Blog: Leonie BarrieWal-Mart sourcing shifts

Leonie Barrie | 21 September 2012

In the same way that retail organisations are in a constant state of flux, Wal-Mart's decision to change the terms of its supply deal with Li & Fung shows that sourcing policies, too, have to shift in line with the changing needs of a business.

Back in January 2010, when Li & Fung set up a new sourcing unit for Wal-Mart called Direct Sourcing Group, it was said to have the potential to buy goods worth about $2bn in its first year of operation. The world's largest retailer was focused on cutting costs by consolidating its global sourcing operations, so moving away from the Hong Kong firm's wholesale operations and tapping instead into Li & Fung's vast buying operations around the world was one way of doing this.

But Wal-Mart, with its mix of products, brands and countries of operation, has probably the most complex buying needs of any major clothing retailer. It continues to buy some clothes direct, some own-branded clothes through wholesalers, and some specially developed brands from branded companies. Each is bought in a way best suited to the product concerned, the market it's bought for and the country it's bought from.

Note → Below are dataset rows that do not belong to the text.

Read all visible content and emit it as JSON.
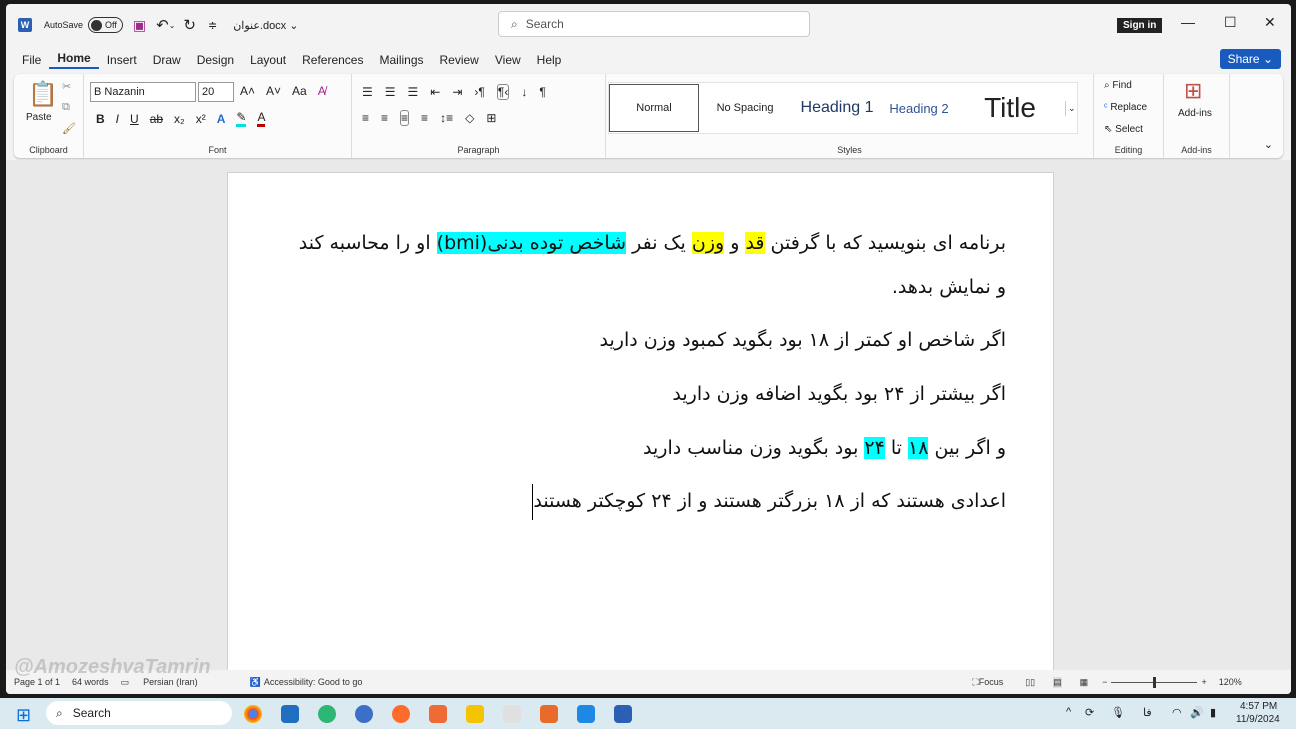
{
  "titlebar": {
    "autosave_label": "AutoSave",
    "autosave_state": "Off",
    "filename": "عنوان.docx",
    "search_placeholder": "Search",
    "signin": "Sign in"
  },
  "menu": {
    "tabs": [
      "File",
      "Home",
      "Insert",
      "Draw",
      "Design",
      "Layout",
      "References",
      "Mailings",
      "Review",
      "View",
      "Help"
    ],
    "active": "Home",
    "share": "Share"
  },
  "ribbon": {
    "clipboard": {
      "label": "Clipboard",
      "paste": "Paste"
    },
    "font": {
      "label": "Font",
      "name": "B Nazanin",
      "size": "20",
      "case": "Aa",
      "bold": "B",
      "italic": "I",
      "underline": "U",
      "strike": "ab",
      "sub": "x₂",
      "sup": "x²"
    },
    "paragraph": {
      "label": "Paragraph",
      "pilcrow": "¶"
    },
    "styles": {
      "label": "Styles",
      "items": [
        "Normal",
        "No Spacing",
        "Heading 1",
        "Heading 2",
        "Title"
      ]
    },
    "editing": {
      "label": "Editing",
      "find": "Find",
      "replace": "Replace",
      "select": "Select"
    },
    "addins": {
      "label": "Add-ins",
      "button": "Add-ins"
    }
  },
  "colors": {
    "accent": "#185abd",
    "highlight_yellow": "#ffff00",
    "highlight_cyan": "#00ffff"
  },
  "document": {
    "p1": {
      "a": "برنامه ای بنویسید که با گرفتن ",
      "b": "قد",
      "c": " و ",
      "d": "وزن",
      "e": " یک نفر ",
      "f": "شاخص توده بدنی(bmi)",
      "g": " او را محاسبه کند و نمایش بدهد."
    },
    "p2": "اگر شاخص او کمتر از ۱۸ بود بگوید کمبود وزن دارید",
    "p3": "اگر بیشتر از ۲۴ بود بگوید اضافه وزن دارید",
    "p4": {
      "a": "و اگر بین ",
      "b": "۱۸",
      "c": " تا ",
      "d": "۲۴",
      "e": " بود بگوید وزن مناسب دارید"
    },
    "p5": "اعدادی هستند که از ۱۸ بزرگتر هستند و از ۲۴ کوچکتر هستند"
  },
  "status": {
    "page": "Page 1 of 1",
    "words": "64 words",
    "language": "Persian (Iran)",
    "accessibility": "Accessibility: Good to go",
    "focus": "Focus",
    "zoom": "120%",
    "zoom_percent": 120
  },
  "taskbar": {
    "search": "Search",
    "time": "4:57 PM",
    "date": "11/9/2024",
    "lang": "فا"
  },
  "watermark": "@AmozeshvaTamrin"
}
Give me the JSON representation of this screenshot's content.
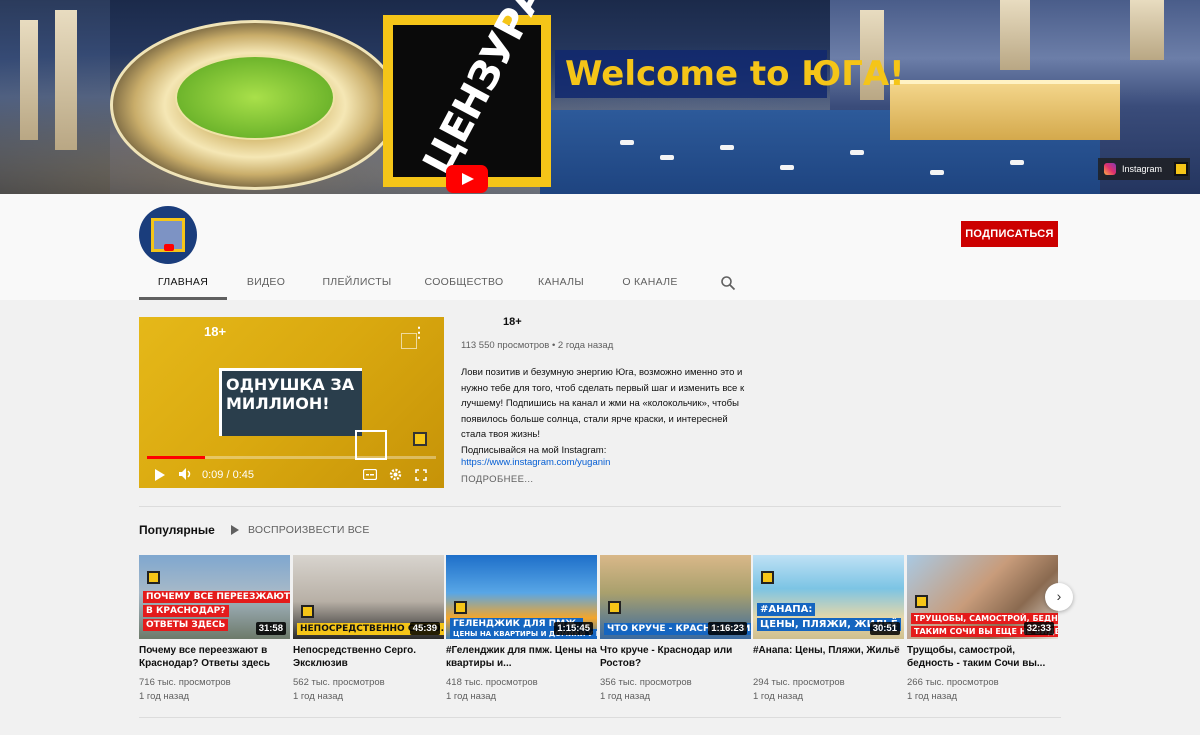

And meeting these needs now requires a new change of direction - at least as far as its relationship with Li & Fung is concerned. The Direct Sourcing Group will continue as the main direct resource for the retailer's Sam's Club warehouse format in the US; and it will provide buying agency services to Walmart in the US and some international markets in specific categories.

Another of Li & Fung's subsidiaries will move to a supplier relationship with Walmart's international markets, where it will provide design, replenishment and other services "that could not be provided as a buying agent."

Li & Fung is playing down the change of arrangement. "Wal-Mart is now one of the group's largest customers," it says, adding that the new agency agreement "will allow the group to build on this relationship."